Abstract

Fluorine-rich prismatine, (□,Fe,Mg)(Mg,Al,Fe)5Al4(Si,B,Al)5O21(OH,F), with F/(OH+F) = 0.36–0.40 and hercynite are major constituents of a Fe-Al-B-rich lens in ultrahigh-temperature granulite-facies quartz-sillimanite-hypersthene-cordierite gneisses of the Eastern Ghats belt, Andhra Pradesh, India. Hemoilmenite, sapphirine, magnetite, biotite and sillimanite are subordinate. Lithium, Be and B are concentrated in prismatine (140 ppm Li, 170 ppm Be, and 2.8–3.0 wt.% B2O3). Another Fe-rich lens is dominantly magnetite, which encloses fine-grained zincian ferrohögbomite-2N2S, (Fe2+,Mg,Zn,Al)6 (Al,Fe3+,Ti)16O30(OH)2, containing minor Ga2O3 (0.30–0.92 wt.%). Fe-Al-B-rich lenses with prismatine (or kornerupine) constitute a distinctive type of B-enrichment in granulite-facies rocks and have been reported from four other localities worldwide.
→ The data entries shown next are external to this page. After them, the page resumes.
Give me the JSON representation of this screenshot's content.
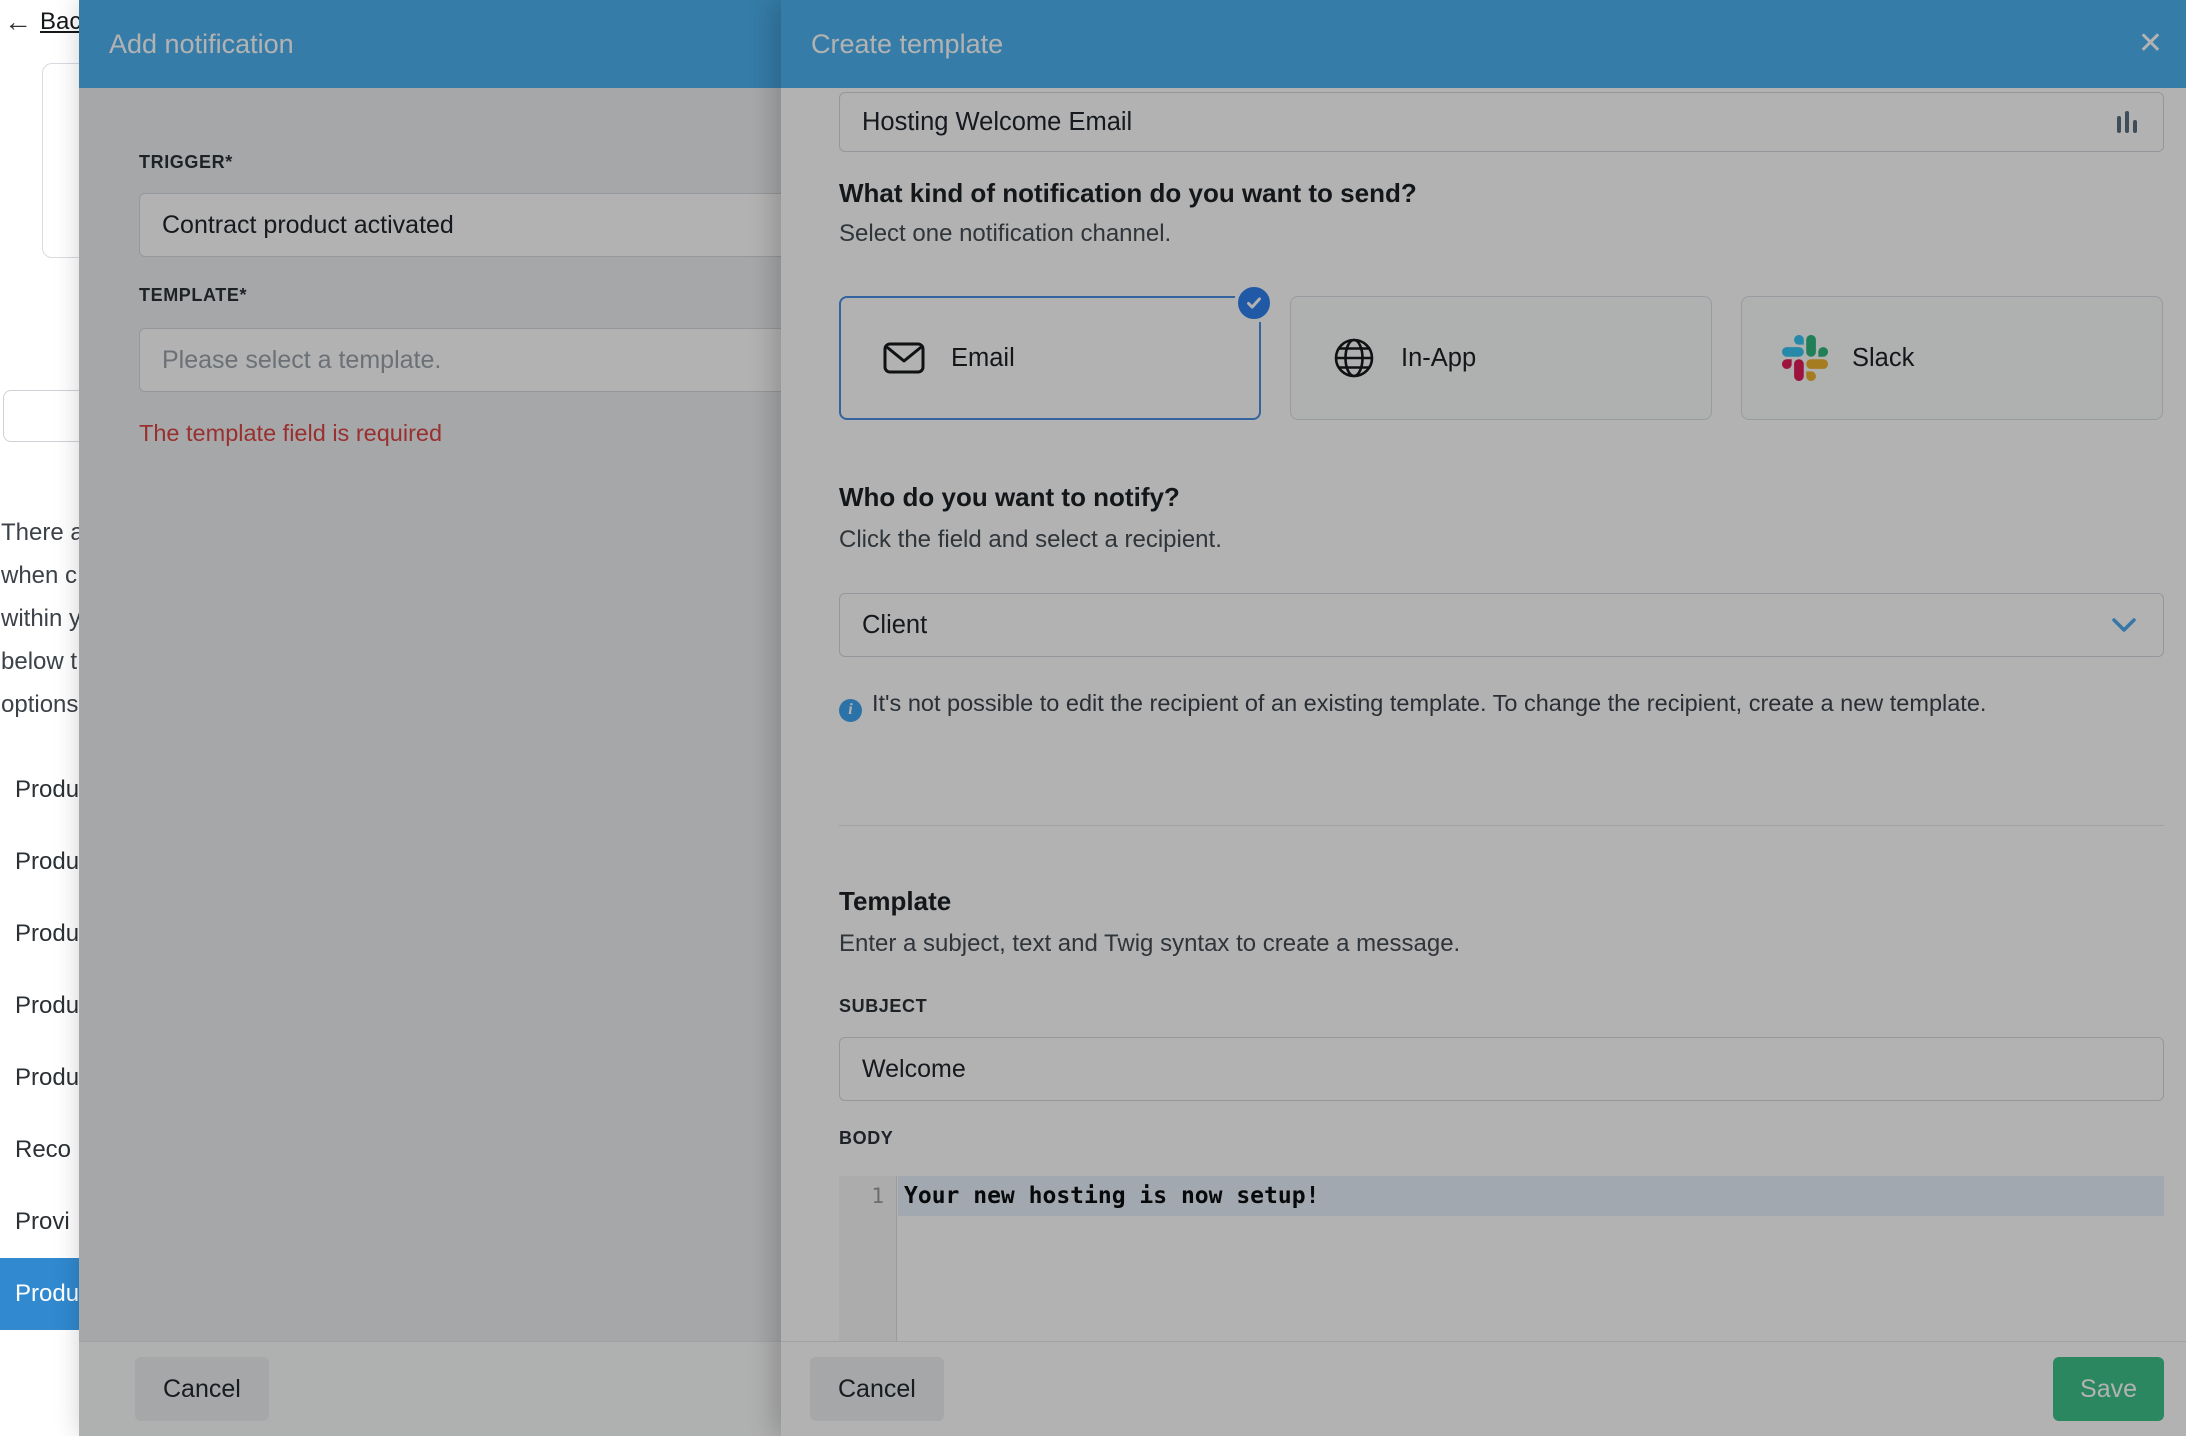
{
  "colors": {
    "header_blue": "#4cb2f1",
    "selected_border_blue": "#4a90e2",
    "check_blue": "#2f80ed",
    "save_green": "#3dc28a",
    "error_red": "#dc4545",
    "active_item_blue": "#3189cf",
    "slack_logo": [
      "#36C5F0",
      "#2EB67D",
      "#ECB22E",
      "#E01E5A"
    ]
  },
  "background": {
    "back_link_label": "Bac",
    "paragraph_lines": [
      "There a",
      "when c",
      "within y",
      "below t",
      "options"
    ],
    "menu_items": [
      {
        "label": "Produ",
        "active": false
      },
      {
        "label": "Produ",
        "active": false
      },
      {
        "label": "Produ",
        "active": false
      },
      {
        "label": "Produ",
        "active": false
      },
      {
        "label": "Produ",
        "active": false
      },
      {
        "label": "Reco",
        "active": false
      },
      {
        "label": "Provi",
        "active": false
      },
      {
        "label": "Produ",
        "active": true
      }
    ]
  },
  "add_notification": {
    "title": "Add notification",
    "trigger_label": "TRIGGER*",
    "trigger_value": "Contract product activated",
    "template_label": "TEMPLATE*",
    "template_placeholder": "Please select a template.",
    "error": "The template field is required",
    "cancel_label": "Cancel"
  },
  "create_template": {
    "title": "Create template",
    "close_icon": "✕",
    "name_value": "Hosting Welcome Email",
    "channel": {
      "heading": "What kind of notification do you want to send?",
      "subheading": "Select one notification channel.",
      "options": [
        {
          "label": "Email",
          "selected": true
        },
        {
          "label": "In-App",
          "selected": false
        },
        {
          "label": "Slack",
          "selected": false
        }
      ]
    },
    "recipient": {
      "heading": "Who do you want to notify?",
      "subheading": "Click the field and select a recipient.",
      "value": "Client",
      "info": "It's not possible to edit the recipient of an existing template. To change the recipient, create a new template."
    },
    "template_section": {
      "heading": "Template",
      "subheading": "Enter a subject, text and Twig syntax to create a message.",
      "subject_label": "SUBJECT",
      "subject_value": "Welcome",
      "body_label": "BODY",
      "line_number": "1",
      "body_value": "Your new hosting is now setup!"
    },
    "footer": {
      "cancel_label": "Cancel",
      "save_label": "Save"
    }
  }
}
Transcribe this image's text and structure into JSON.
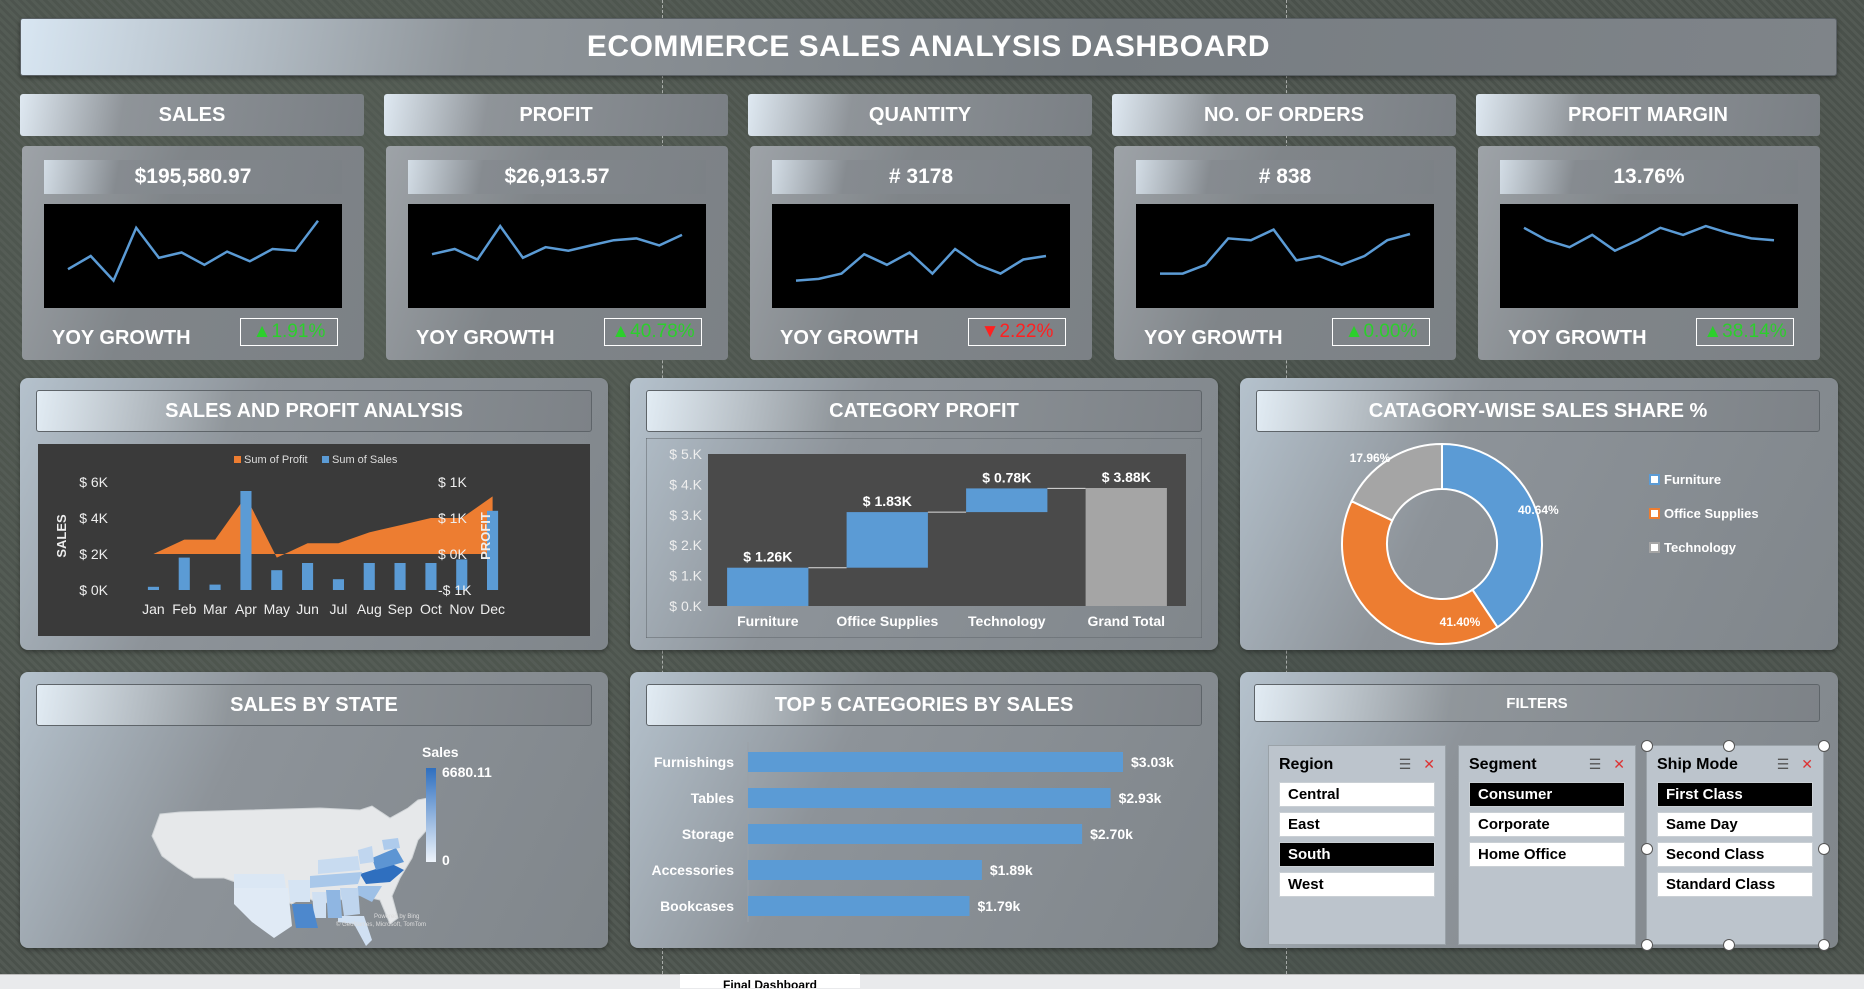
{
  "title": "ECOMMERCE SALES ANALYSIS DASHBOARD",
  "kpis": [
    {
      "label": "SALES",
      "value": "$195,580.97",
      "yoy_label": "YOY GROWTH",
      "yoy": "▲1.91%",
      "dir": "up",
      "spark": [
        35,
        50,
        22,
        82,
        48,
        54,
        40,
        55,
        44,
        58,
        56,
        90
      ]
    },
    {
      "label": "PROFIT",
      "value": "$26,913.57",
      "yoy_label": "YOY GROWTH",
      "yoy": "▲40.78%",
      "dir": "up",
      "spark": [
        52,
        58,
        46,
        84,
        48,
        60,
        56,
        62,
        68,
        70,
        62,
        74
      ]
    },
    {
      "label": "QUANTITY",
      "value": "# 3178",
      "yoy_label": "YOY GROWTH",
      "yoy": "▼2.22%",
      "dir": "down",
      "spark": [
        22,
        24,
        30,
        52,
        40,
        54,
        30,
        58,
        40,
        30,
        46,
        50
      ]
    },
    {
      "label": "NO. OF ORDERS",
      "value": "# 838",
      "yoy_label": "YOY GROWTH",
      "yoy": "▲0.00%",
      "dir": "up",
      "spark": [
        30,
        30,
        40,
        70,
        68,
        80,
        45,
        50,
        40,
        50,
        68,
        75
      ]
    },
    {
      "label": "PROFIT MARGIN",
      "value": "13.76%",
      "yoy_label": "YOY GROWTH",
      "yoy": "▲38.14%",
      "dir": "up",
      "spark": [
        82,
        68,
        60,
        74,
        56,
        68,
        82,
        74,
        84,
        76,
        70,
        68
      ]
    }
  ],
  "panels": {
    "sales_profit": "SALES AND PROFIT ANALYSIS",
    "category_profit": "CATEGORY PROFIT",
    "category_share": "CATAGORY-WISE SALES SHARE %",
    "sales_state": "SALES BY STATE",
    "top5": "TOP 5 CATEGORIES BY SALES",
    "filters": "FILTERS"
  },
  "chart_data": [
    {
      "type": "bar",
      "categories": [
        "Jan",
        "Feb",
        "Mar",
        "Apr",
        "May",
        "Jun",
        "Jul",
        "Aug",
        "Sep",
        "Oct",
        "Nov",
        "Dec"
      ],
      "series": [
        {
          "name": "Sum of Sales",
          "values": [
            180,
            1800,
            300,
            5500,
            1100,
            1500,
            600,
            1500,
            1500,
            1500,
            1700,
            4400
          ]
        },
        {
          "name": "Sum of Profit",
          "values": [
            0,
            200,
            200,
            800,
            -50,
            150,
            150,
            300,
            400,
            500,
            500,
            800
          ]
        }
      ],
      "legend": [
        "Sum of Profit",
        "Sum of Sales"
      ],
      "ylabel": "SALES",
      "y2label": "PROFIT",
      "y_ticks": [
        "$ 6K",
        "$ 4K",
        "$ 2K",
        "$ 0K"
      ],
      "y2_ticks": [
        "$ 1K",
        "$ 1K",
        "$ 0K",
        "-$ 1K"
      ],
      "ylim": [
        0,
        6000
      ],
      "y2lim": [
        -500,
        1000
      ]
    },
    {
      "type": "bar",
      "categories": [
        "Furniture",
        "Office Supplies",
        "Technology",
        "Grand Total"
      ],
      "values": [
        1.26,
        1.83,
        0.78,
        3.88
      ],
      "labels": [
        "$ 1.26K",
        "$ 1.83K",
        "$ 0.78K",
        "$ 3.88K"
      ],
      "y_ticks": [
        "$ 5.K",
        "$ 4.K",
        "$ 3.K",
        "$ 2.K",
        "$ 1.K",
        "$ 0.K"
      ],
      "ylim": [
        0,
        5
      ]
    },
    {
      "type": "pie",
      "categories": [
        "Furniture",
        "Office Supplies",
        "Technology"
      ],
      "values": [
        40.64,
        41.4,
        17.96
      ],
      "labels": [
        "40.64%",
        "41.40%",
        "17.96%"
      ],
      "colors": [
        "#5b9bd5",
        "#ed7d31",
        "#a5a5a5"
      ]
    },
    {
      "type": "bar",
      "categories": [
        "Furnishings",
        "Tables",
        "Storage",
        "Accessories",
        "Bookcases"
      ],
      "values": [
        3.03,
        2.93,
        2.7,
        1.89,
        1.79
      ],
      "labels": [
        "$3.03k",
        "$2.93k",
        "$2.70k",
        "$1.89k",
        "$1.79k"
      ]
    }
  ],
  "map": {
    "legend_title": "Sales",
    "legend_max": "6680.11",
    "legend_min": "0",
    "credit_1": "Powered by Bing",
    "credit_2": "© GeoNames, Microsoft, TomTom"
  },
  "filters": {
    "region": {
      "title": "Region",
      "items": [
        "Central",
        "East",
        "South",
        "West"
      ],
      "selected": [
        "South"
      ]
    },
    "segment": {
      "title": "Segment",
      "items": [
        "Consumer",
        "Corporate",
        "Home Office"
      ],
      "selected": [
        "Consumer"
      ]
    },
    "ship": {
      "title": "Ship Mode",
      "items": [
        "First Class",
        "Same Day",
        "Second Class",
        "Standard Class"
      ],
      "selected": [
        "First Class"
      ]
    }
  },
  "sheet_tab": "Final Dashboard",
  "colors": {
    "sales": "#5b9bd5",
    "profit": "#ed7d31",
    "up": "#2ccf2c",
    "down": "#ff2020"
  }
}
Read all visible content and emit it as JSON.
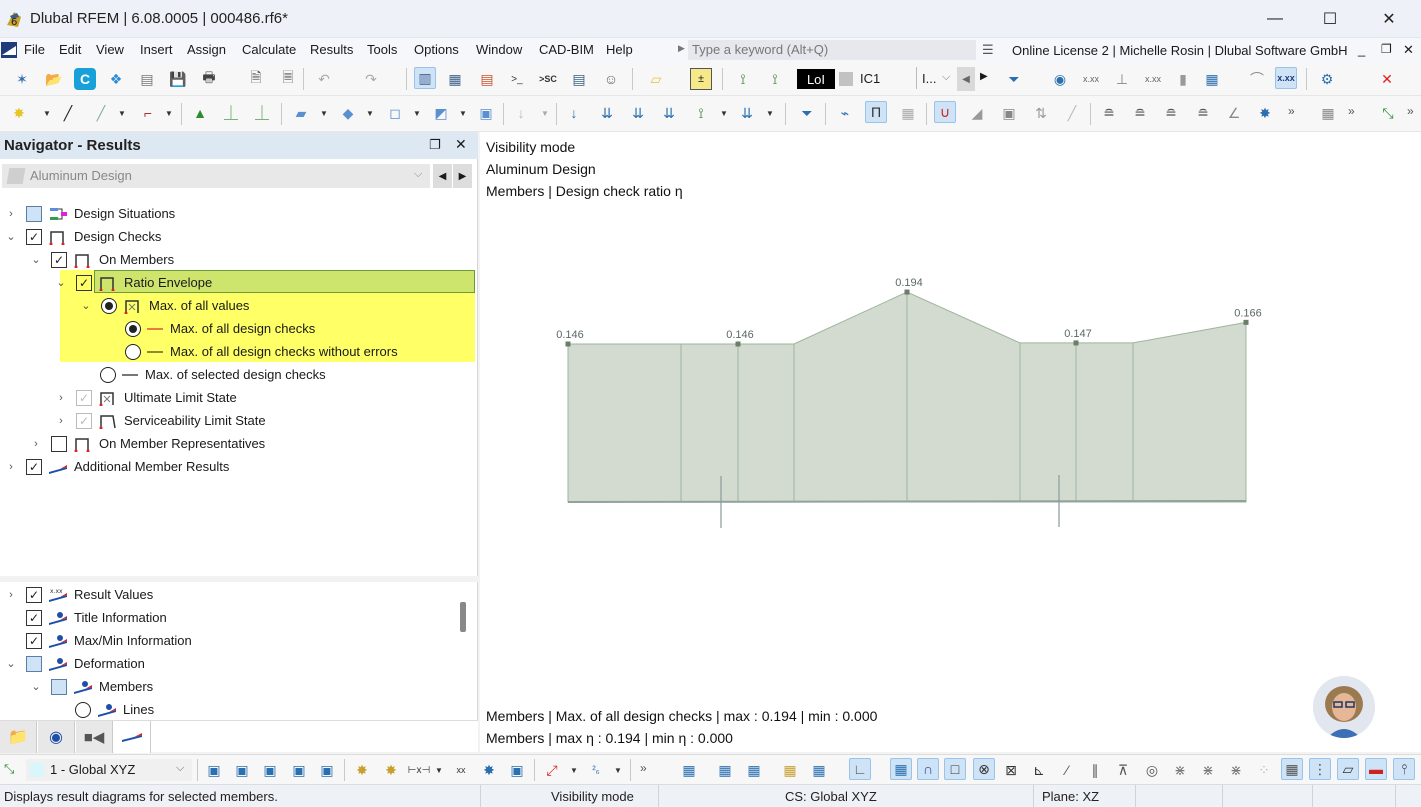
{
  "window": {
    "title": "Dlubal RFEM | 6.08.0005 | 000486.rf6*",
    "minimize": "—",
    "maximize": "☐",
    "close": "✕"
  },
  "menu": {
    "items": [
      "File",
      "Edit",
      "View",
      "Insert",
      "Assign",
      "Calculate",
      "Results",
      "Tools",
      "Options",
      "Window",
      "CAD-BIM",
      "Help"
    ],
    "search_placeholder": "Type a keyword (Alt+Q)",
    "license": "Online License 2 | Michelle Rosin | Dlubal Software GmbH"
  },
  "toolbar1": {
    "load_combo_badge": "LoI",
    "load_combo_value": "IC1",
    "load_combo_short": "I...",
    "result_values_label": "x.xx"
  },
  "navigator": {
    "title": "Navigator - Results",
    "combo_value": "Aluminum Design",
    "tree": [
      {
        "label": "Design Situations",
        "state": "partial",
        "expanded": false
      },
      {
        "label": "Design Checks",
        "state": "checked",
        "expanded": true
      },
      {
        "label": "On Members",
        "state": "checked",
        "expanded": true
      },
      {
        "label": "Ratio Envelope",
        "state": "checked",
        "expanded": true,
        "selected": true
      },
      {
        "label": "Max. of all values",
        "radio": true,
        "expanded": true
      },
      {
        "label": "Max. of all design checks",
        "radio": true,
        "line_color": "#f07a3c"
      },
      {
        "label": "Max. of all design checks without errors",
        "radio": false,
        "line_color": "#8a8a3a"
      },
      {
        "label": "Max. of selected design checks",
        "radio": false,
        "line_color": "#777777"
      },
      {
        "label": "Ultimate Limit State",
        "state": "disabled",
        "expanded": false
      },
      {
        "label": "Serviceability Limit State",
        "state": "disabled",
        "expanded": false
      },
      {
        "label": "On Member Representatives",
        "state": "unchecked",
        "expanded": false
      },
      {
        "label": "Additional Member Results",
        "state": "checked",
        "expanded": false
      }
    ],
    "tree2": [
      {
        "label": "Result Values",
        "state": "checked",
        "expanded": false
      },
      {
        "label": "Title Information",
        "state": "checked"
      },
      {
        "label": "Max/Min Information",
        "state": "checked"
      },
      {
        "label": "Deformation",
        "state": "partial",
        "expanded": true
      },
      {
        "label": "Members",
        "state": "partial",
        "expanded": true
      },
      {
        "label": "Lines",
        "radio": false
      }
    ],
    "tabs": [
      "data-tab",
      "display-tab",
      "views-tab",
      "results-tab"
    ]
  },
  "viewport": {
    "info_lines": [
      "Visibility mode",
      "Aluminum Design",
      "Members | Design check ratio η"
    ],
    "diagram_labels": [
      "0.146",
      "0.146",
      "0.194",
      "0.147",
      "0.166"
    ],
    "diagram_values": [
      0.146,
      0.146,
      0.146,
      0.194,
      0.147,
      0.147,
      0.166
    ],
    "footer_lines": [
      "Members | Max. of all design checks | max  : 0.194 | min  : 0.000",
      "Members | max η : 0.194 | min η : 0.000"
    ],
    "fill_color": "#d3dbd1",
    "stroke_color": "#9cb59c"
  },
  "bottom_toolbar": {
    "coordinate_system": "1 - Global XYZ"
  },
  "statusbar": {
    "hint": "Displays result diagrams for selected members.",
    "mode": "Visibility mode",
    "cs": "CS: Global XYZ",
    "plane": "Plane: XZ"
  }
}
A scenario involving a tourmaline-enriched lateritic precursor affected by dehydration melting is our preferred explanation for the origin of the Fe-Al-B-rich lenses at the five localities. Whole-rock analyses and field relationships at another of these localities, Bok se Puts, Namaqualand, South Africa, are consistent with this scenario. Under granulite-facies conditions, tourmaline would have broken down to give kornerupine-prismatine (±other borosilicates) plus a sodic melt containing H2O and B. Removal of this melt depleted the rock in Na and B, but the formation of ferromagnesian borosilicate phases in the restite prevented total loss of B.